Nagios Support Forum

thanks tgriep but unfortunately updating the plugin to version 2.1.1 did not resolve the issue.

Please show us the full commands you're running in the terminal, a screenshot will help as well.

The above will help for us to replicate on our end to see what's going on with TLS exactly.

here is my command im using
[root@myserver /]# /usr/local/nagios/libexec/check_http -S --ssl=1.2 -H www.mysite.com
CRITICAL - Cannot make SSL connection.

and ive tried using --ssl=1.1, 1.1+, 1.2, 1.2+

Could you upgrade your nagios plugins to 2.1.2? This was released a short time ago, and made a fix to TLS specifically. I think you might be running into an issue where it wasn't letting you specify the SSL version properly.

– The check_http -S/–ssl option now accepts the arguments “1.1” and “1.2” to force TLSv1.1 and TLSv1.2 connections, respectively
– The check_http -S/–ssl option now allows for specifying the desired protocol with a “+” suffix to also accept newer versions

https://www.nagios.org/downloads/nagios-plugins/

okay ive updated the plugin to nagios-plugins-2.1.2 and getting a different error...

Command - # /usr/local/nagios/libexec/check_http -S --ssl=1.1 -H www.mysite.com
Response - UNKNOWN - TLS protocol version 1.1 is not supported by your SSL library.

Command - # /usr/local/nagios/libexec/check_http -S --ssl=1.2 -H www.mysite.com
Response - UNKNOWN - TLS protocol version 1.2 is not supported by your SSL library.

Command - # /usr/local/nagios/libexec/check_http -S --ssl=1.1 -H www.mysite.com
Response - CRITICAL - Cannot make SSL connection.
1595:error:140740BF:SSL routines:SSL23_CLIENT_HELLO:no protocols available:s23_clnt.c:269:

And i have confirmed that TLS 1.1 AND 1.2 are enabled on the loadbalancer, its just 1.0 that is disabled.

Does your SSL support TLS1.1/1.2 on the Nagios machine?
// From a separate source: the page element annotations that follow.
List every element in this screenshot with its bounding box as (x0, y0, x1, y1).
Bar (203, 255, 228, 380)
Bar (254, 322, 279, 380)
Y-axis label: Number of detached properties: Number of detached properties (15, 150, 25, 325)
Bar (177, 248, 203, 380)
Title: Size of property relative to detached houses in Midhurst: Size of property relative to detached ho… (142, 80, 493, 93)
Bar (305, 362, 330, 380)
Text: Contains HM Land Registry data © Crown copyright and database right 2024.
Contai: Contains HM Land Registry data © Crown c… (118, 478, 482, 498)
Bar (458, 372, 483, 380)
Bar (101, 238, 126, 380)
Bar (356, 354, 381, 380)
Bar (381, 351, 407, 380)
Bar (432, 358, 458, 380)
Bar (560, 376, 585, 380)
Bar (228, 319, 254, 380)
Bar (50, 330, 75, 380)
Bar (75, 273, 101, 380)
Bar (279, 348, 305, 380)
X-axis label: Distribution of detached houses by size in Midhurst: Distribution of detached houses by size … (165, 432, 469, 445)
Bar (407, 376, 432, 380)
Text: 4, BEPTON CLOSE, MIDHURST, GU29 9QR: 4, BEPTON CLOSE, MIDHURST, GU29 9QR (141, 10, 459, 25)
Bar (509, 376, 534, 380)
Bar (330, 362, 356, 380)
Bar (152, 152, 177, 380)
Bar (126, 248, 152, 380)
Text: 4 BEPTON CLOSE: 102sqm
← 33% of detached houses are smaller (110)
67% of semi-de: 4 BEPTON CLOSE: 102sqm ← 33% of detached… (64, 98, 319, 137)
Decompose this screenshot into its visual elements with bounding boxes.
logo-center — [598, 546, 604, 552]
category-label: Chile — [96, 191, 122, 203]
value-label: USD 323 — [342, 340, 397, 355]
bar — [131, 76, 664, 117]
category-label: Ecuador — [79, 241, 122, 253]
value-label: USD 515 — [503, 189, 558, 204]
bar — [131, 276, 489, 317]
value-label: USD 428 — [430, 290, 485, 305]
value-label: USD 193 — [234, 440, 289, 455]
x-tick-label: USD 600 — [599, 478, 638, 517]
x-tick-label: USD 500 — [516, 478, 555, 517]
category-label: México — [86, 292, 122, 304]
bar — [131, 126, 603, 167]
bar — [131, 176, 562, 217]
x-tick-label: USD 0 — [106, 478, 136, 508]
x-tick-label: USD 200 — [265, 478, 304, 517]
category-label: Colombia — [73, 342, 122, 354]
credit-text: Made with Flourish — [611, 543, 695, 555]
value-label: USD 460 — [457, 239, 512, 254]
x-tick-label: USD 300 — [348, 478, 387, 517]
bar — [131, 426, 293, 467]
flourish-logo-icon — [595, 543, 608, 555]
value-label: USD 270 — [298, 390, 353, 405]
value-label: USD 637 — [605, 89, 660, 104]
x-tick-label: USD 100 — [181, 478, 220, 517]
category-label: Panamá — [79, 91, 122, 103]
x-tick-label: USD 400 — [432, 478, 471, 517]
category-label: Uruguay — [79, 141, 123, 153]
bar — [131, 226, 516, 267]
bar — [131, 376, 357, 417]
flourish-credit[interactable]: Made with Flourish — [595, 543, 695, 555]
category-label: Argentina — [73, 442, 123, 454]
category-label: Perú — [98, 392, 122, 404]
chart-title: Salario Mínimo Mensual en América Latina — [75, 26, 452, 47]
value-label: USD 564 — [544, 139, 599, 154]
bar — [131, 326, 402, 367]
Please post the output of the following - openssl s_client -connect google.com:443 -tls1_2 (also, please run it against your site as well and post the output)

This should help us track down where the version issue is.

thanks rkennedy,

Here is the output from checking both your URL and my site:

Command - # openssl s_client -connect google.com:443 -tls1_2
Response - unknown option -tls1_2
usage: s_client args

Command - # openssl s_client -connect mysite.com:443 -tls1_2
Response - unknown option -tls1_2
usage: s_client args

so i tried just tls_1: getting different response for my site and google.com

Command - # openssl s_client -connect google.com:443 -tls1
Response - CONNECTED(00000003)
...more detalied certificate/ssl info

Command - openssl s_client -connect mysite.com:443 -tls1
Response - CONNECTED(00000003)
write:errno=104

Thanks

If tls1_2 does not work, then neither will check_http trying to use tls1.2. Your Nagios machine does not have support for it. You'll most likely need to upgrade openssl, and then I assume the check will work as well.

sounds like a plan!
my current version is definitely older:
Command - # openssl version
Response - OpenSSL 0.9.8e-fips-rhel5 01 Jul 2008

how would i go about updating openssl on my Linux Red Hat server.

Thanks,

scheema31 wrote:sounds like a plan!
my current version is definitely older:
Command - # openssl version
Response - OpenSSL 0.9.8e-fips-rhel5 01 Jul 2008

how would i go about updating openssl on my Linux Red Hat server.

Thanks,

yum install openssl -y should work, but it could vary depending on how it was originally installed.